Nvidia CUDA Experience

CUDA (Compute Unified Device Architecture) is a parallel computing architecture developed by Nvidia, the compute engine of Nvidia graphic processing units. See more information on this Wikipedia page.  

The Problem:

Being a Java programmer I wanted to explore how to make a java program talk to nVidia hardware using CUDA C code. CUDA hardware is good in handling matrices, I had a problem that could be modeled using matrices and thought I'd use CUDA for matrix processing. For book keeping and handling code logic I feel more comfortable with Java's various packages, such as SWING for GUI. So I thought of designing my solution such that the calculation extensive parts are done on the parallel CUDA hardware while other non-calculation extensive part are done in JVM.

Development Environment:

  • Operating System: Ubuntu 8.04
  • CUDA SDK Version: 2.3 (download here)
  • Development IDE: gedit as an editor and Makefile as he build script is sufficient to this simple example.

The Learning Process

The CUDA documentation provided by nVidia was very helpful in setting up the development environment on my Ubuntu machine. The toolkit and SDK are essential to run tests in emulation mode. Oh, I should mention that I do not have a CUDA enabled hardware thus the whole experience, listed here, is in emulation mode.

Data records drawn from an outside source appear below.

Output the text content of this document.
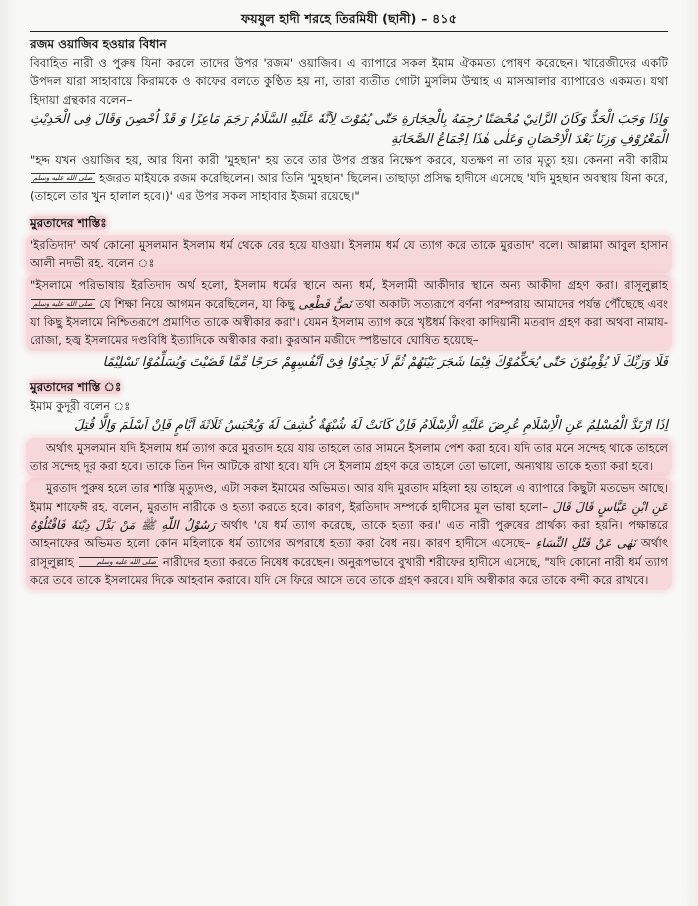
ফয়যুল হাদী শরহে তিরমিযী (ছানী) – ৪১৫
রজম ওয়াজিব হওয়ার বিধান

বিবাহিত নারী ও পুরুষ যিনা করলে তাদের উপর 'রজম' ওয়াজিব। এ ব্যাপারে সকল ইমাম ঐকমত্য পোষণ করেছেন। খারেজীদের একটি উপদল যারা সাহাবায়ে কিরামকে ও কাফের বলতে কুণ্ঠিত হয় না, তারা ব্যতীত গোটা মুসলিম উম্মাহ এ মাসআলার ব্যাপারেও একমত। যথা হিদায়া গ্রন্থকার বলেন–

وَاِذَا وَجَبَ الْحَدُّ وَكَانَ الزَّانِيْ مُحْصَنًا رُجِمَهُ بِالْحِجَارَةِ حَتّٰى يُمُوْتَ لِاَنَّهٗ عَلَيْهِ السَّلَامُ رَجَمَ مَاعِزًا وَ قَدْ اُحْصِنَ وَقَالَ فِى الْحَدِيْثِ الْمَعْرُوْفِ وَزِنَا بَعْدَ الْاِحْصَانِ وَعَلٰى هٰذَا اِجْمَاعُ الصَّحَابَةِ

"হদ্দ যখন ওয়াজিব হয়, আর যিনা কারী 'মুহছান' হয় তবে তার উপর প্রস্তর নিক্ষেপ করবে, যতক্ষণ না তার মৃত্যু হয়। কেননা নবী কারীম صلى الله عليه وسلم হজরত মাইযকে রজম করেছিলেন। আর তিনি 'মুহছান' ছিলেন। তাছাড়া প্রসিদ্ধ হাদীসে এসেছে 'যদি মুহছান অবস্থায় যিনা করে, (তাহলে তার খুন হালাল হবে।)' এর উপর সকল সাহাবার ইজমা রয়েছে।"

মুরতাদের শাস্তিঃ

'ইরতিদাদ' অর্থ কোনো মুসলমান ইসলাম ধর্ম থেকে বের হয়ে যাওয়া। ইসলাম ধর্ম যে ত্যাগ করে তাকে মুরতাদ' বলে। আল্লামা আবুল হাসান আলী নদভী রহ. বলেন ঃ

"ইসলামে পরিভাষায় ইরতিদাদ অর্থ হলো, ইসলাম ধর্মের স্থানে অন্য ধর্ম, ইসলামী আকীদার স্থানে অন্য আকীদা গ্রহণ করা। রাসূলুল্লাহ صلى الله عليه وسلم যে শিক্ষা নিয়ে আগমন করেছিলেন, যা কিছু نَصٌّ قَطْعِى তথা অকাট্য সত্যরূপে বর্ণনা পরম্পরায় আমাদের পর্যন্ত পৌঁছেছে এবং যা কিছু ইসলামে নিশ্চিতরূপে প্রমাণিত তাকে অস্বীকার করা'। যেমন ইসলাম ত্যাগ করে খৃষ্টধর্ম কিংবা কাদিয়ানী মতবাদ গ্রহণ করা অথবা নামায-রোজা, হজ্ব ইসলামের দণ্ডবিধি ইত্যাদিকে অস্বীকার করা। কুরআন মজীদে স্পষ্টভাবে ঘোষিত হয়েছে–

فَلَا وَرَبِّكَ لَا يُؤْمِنُوْنَ حَتّٰى يُحَكِّمُوْكَ فِيْمَا شَجَرَ بَيْنَهُمْ ثُمَّ لَا يَجِدُوْا فِىْ اَنْفُسِهِمْ حَرَجًا مِّمَّا قَضَيْتَ وَيُسَلِّمُوْا تَسْلِيْمًا
মুরতাদের শাস্তি ঃ

ইমাম কুদূরী বলেন ঃ

اِذَا ارْتَدَّ الْمُسْلِمُ عَنِ الْاِسْلَامِ عُرِضَ عَلَيْهِ الْاِسْلَامُ فَاِنْ كَانَتْ لَهٗ شُبْهَةٌ كُشِفَ لَهٗ وَيُحْبَسُ ثَلَاثَةَ اَيَّامٍ فَاِنْ اَسْلَمَ وَاِلَّا قُتِلَ

অর্থাৎ মুসলমান যদি ইসলাম ধর্ম ত্যাগ করে মুরতাদ হয়ে যায় তাহলে তার সামনে ইসলাম পেশ করা হবে। যদি তার মনে সন্দেহ থাকে তাহলে তার সন্দেহ দূর করা হবে। তাকে তিন দিন আটকে রাখা হবে। যদি সে ইসলাম গ্রহণ করে তাহলে তো ভালো, অন্যথায় তাকে হত্যা করা হবে।

মুরতাদ পুরুষ হলে তার শাস্তি মৃত্যুদণ্ড, এটা সকল ইমামের অভিমত। আর যদি মুরতাদ মহিলা হয় তাহলে এ ব্যাপারে কিছুটা মতভেদ আছে। ইমাম শাফেঈ রহ. বলেন, মুরতাদ নারীকে ও হত্যা করতে হবে। কারণ, ইরতিদাদ সম্পর্কে হাদীসের মূল ভাষা হলো– عَنِ ابْنِ عَبَّاسٍ قَالَ قَالَ رَسُوْلُ اللّٰهِ ﷺ مَنْ بَدَّلَ دِيْنَهٗ فَاقْتُلُوْهُ অর্থাৎ 'যে ধর্ম ত্যাগ করেছে, তাকে হত্যা কর।' এত নারী পুরুষের প্রার্থক্য করা হয়নি। পক্ষান্তরে আহনাফের অভিমত হলো কোন মহিলাকে ধর্ম ত্যাগের অপরাধে হত্যা করা বৈধ নয়। কারণ হাদীসে এসেছে– نَهٰى عَنْ قَتْلِ النِّسَاءِ অর্থাৎ রাসূলুল্লাহ	صلى الله عليه وسلم নারীদের হত্যা করতে নিষেধ করেছেন। অনুরূপভাবে বুখারী শরীফের হাদীসে এসেছে, "যদি কোনো নারী ধর্ম ত্যাগ করে তবে তাকে ইসলামের দিকে আহবান করাবে। যদি সে ফিরে আসে তবে তাকে গ্রহণ করবে। যদি অস্বীকার করে তাকে বন্দী করে রাখবে।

According to CUDA documentation what works on emulation mode should work on the hardware.

An interesting tutorial on how to get started with your first CUDA program is posted by llpanorama. The first step for anyone to get started with CUDA is to get a simple example, like the one presented by llpanorama, running on the machine. The tutorials explain how to produce an executable that runs routines on the CUDA enabled hardware, which was not what I wanted to do. I wanted to call CUDA-code, that is code that is executed on the GPU cores, from a Java program through JNI. This meant that I needed to create a shared library, or a dll, that contained CUDA-code and link that to my Java code. Being inexperienced in C programming finding out how this could be done took some time.

The whole picture

The following diagram gives an overview of the steps I used to achieve my goal.


Explanation of Steps

The boxes colored in pink above indicate where code was written.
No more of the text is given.